The research underscores the potential for AI to transform the banking, financial services, and insurance (BFSI) sector, with AI spending projected to increase tenfold globally from US$35b in 2023 to US$368b by 2032. In Southeast Asia, banks are expected to double their AI-driven revenue, capitalising on opportunities such as hyper-personalisation, which has already delivered a 6% uplift in revenue, and wealth manager co-pilots, boosting adviser sales by 20% year-on-year.
Dyna.Ai’s report identifies key factors that distinguish leading banks from their peers, including the integration of AI into workflows and the establishment of partnerships focused on measurable outcomes. Tomas Skoumal, Chairman and Co-founder of Dyna.Ai, noted, “Most banks believe they are progressing with AI, yet research shows only 10% of organisations using agentic AI are seeing significant, measurable ROI.”

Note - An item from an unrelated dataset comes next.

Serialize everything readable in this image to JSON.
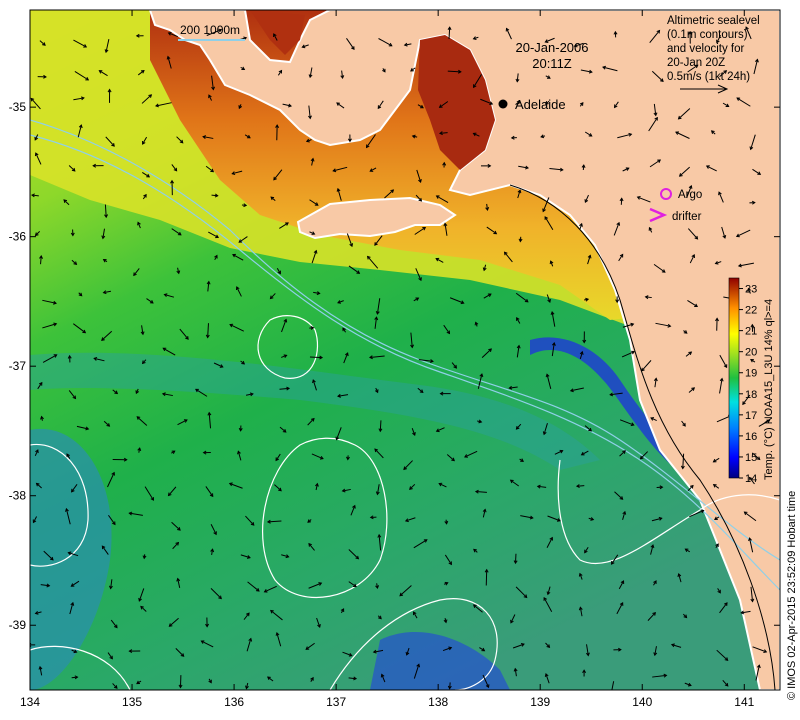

The report also highlights the role of AI in addressing the US$300b ASEAN micro, small, and medium enterprise (MSME) lending gap, as well as its impact on wealth management and cross-border payments in the Middle East. As banks continue to embed AI into their operations, the focus is shifting from experimentation to accountability, with a Results-as-a-Service model emerging as a key strategy for success.